Personal information
- Full name: Mohammad Naeem
- Born: 10 April 1999 (age 27) Kurram District, Khyber Pakhtunkhwa, Pakistan
- Batting: Right-handed
- Role: Batter

Domestic team information
- 2017–2023: FATA
- 2025–present: Lahore Qalandars

Career statistics
| Competition | First-class | T20 |
| Matches | 2 | 21 |
| Runs scored | 62 | 424 |
| Batting average | 20.66 | 23.47 |
| 100s/50s | 0/0 | 0/3 |
| Top score | 25* | 65 |
| Balls bowled | 24 | 50 |
| Wickets | 0 | 2 |
| Bowling average | – | 34.00 |
| 5 wickets in innings | 0 | 0 |
| 10 wickets in match | 0 | 0 |
| Best bowling | – | 1/12 |
| Catches/stumpings | 0/– | 7/– |
- Source: ESPNcricinfo, 27 May 2025

= Mohammad Naeem (cricketer, born 1999) =

Pakistani cricketer (born 1999)

Mohammad Naeem (born 10 April 1999) is a Pakistani cricketer who plays as a right-handed batter. He represents Lahore Qalandars in the Pakistan Super League (PSL) and has previously played for the FATA region in domestic cricket.

== Early career ==
Born in the former Federally Administered Tribal Areas (FATA), now part of the Khyber Pakhtunkhwa province, Naeem began his cricketing career representing the FATA region and its Under-19 team.

Naeem began his involvement with professional cricket through the Lahore Qalandars' Player Development Program (PDP) in 2016. He was initially identified during the program’s inaugural open trials, which aimed to expand access to cricketing opportunities across Pakistan. By 2018, Naeem had participated in PDP trials held in multiple locations, including Rawalpindi, Jamrud, and Abbottabad. His performance during these trials led to his selection for the Rawalpindi team in the PDP tournament. In 2020, he took part in the Battle of Qalandars competition and was a member of the team Gulberg Nawab, which won the tournament. In 2022, he was selected for the Lahore Qalandars' PDP Class of 2022 and took part in an international development tour to Namibia, gaining experience in overseas conditions and exposure to higher levels of competition.

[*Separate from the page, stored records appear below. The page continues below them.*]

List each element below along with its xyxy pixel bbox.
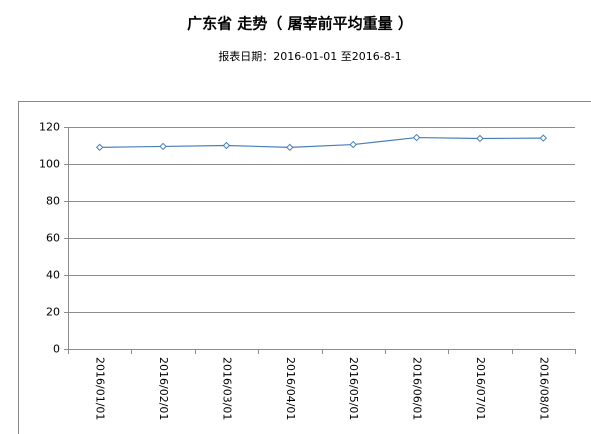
chart-title: 广东省 走势（ 屠宰前平均重量 ） [187,15,413,33]
y-tick-label: 120 [39,121,60,134]
chart-subtitle: 报表日期：2016-01-01 至2016-8-1 [218,49,401,63]
x-tick-label: 2016/01/01 [94,357,107,420]
y-tick-label: 100 [39,158,60,171]
data-point [476,134,484,143]
data-point [349,140,357,149]
x-tick-label: 2016/04/01 [284,357,297,420]
y-tick-label: 0 [53,343,60,356]
y-tick-label: 20 [46,306,60,319]
data-point [539,134,548,142]
data-point [412,133,421,142]
series-line [99,136,544,148]
data-point [95,143,104,152]
x-tick-label: 2016/05/01 [347,357,360,420]
chart-frame [18,101,591,434]
data-point [286,143,294,152]
x-tick-label: 2016/08/01 [537,357,550,420]
y-tick-label: 60 [46,232,60,245]
y-tick-label: 80 [46,195,60,208]
data-point [222,141,231,150]
x-tick-label: 2016/02/01 [157,357,170,420]
x-tick-label: 2016/07/01 [474,357,487,420]
y-tick-label: 40 [46,269,60,282]
x-tick-label: 2016/06/01 [411,357,424,420]
x-tick-label: 2016/03/01 [220,357,233,420]
data-point [159,142,167,151]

== Domestic and franchise career ==
Naeem's domestic career includes playing for the FATA region and its Under-19 team.

=== Pakistan Super League ===
In 2025, Muhammad Naeem was selected by the Lahore Qalandars in the supplementary category for the PSL X. He appeared in 12 matches during the season, scoring 314 runs at an average of 26.16 and a strike rate of 162.69. His performance included three half-centuries, with a highest score of 65. Over the course of the tournament, he hit 29 fours and 23 sixes.

In the final of the 2025 Pakistan Super League, held on 25 May 2025, Muhammad Naeem scored 46 runs off 27 balls, including six sixes, contributing to the Lahore Qalandars' six-wicket victory over the Quetta Gladiators. His overall performance during the season earned him the "Emerging Player of the Tournament" award.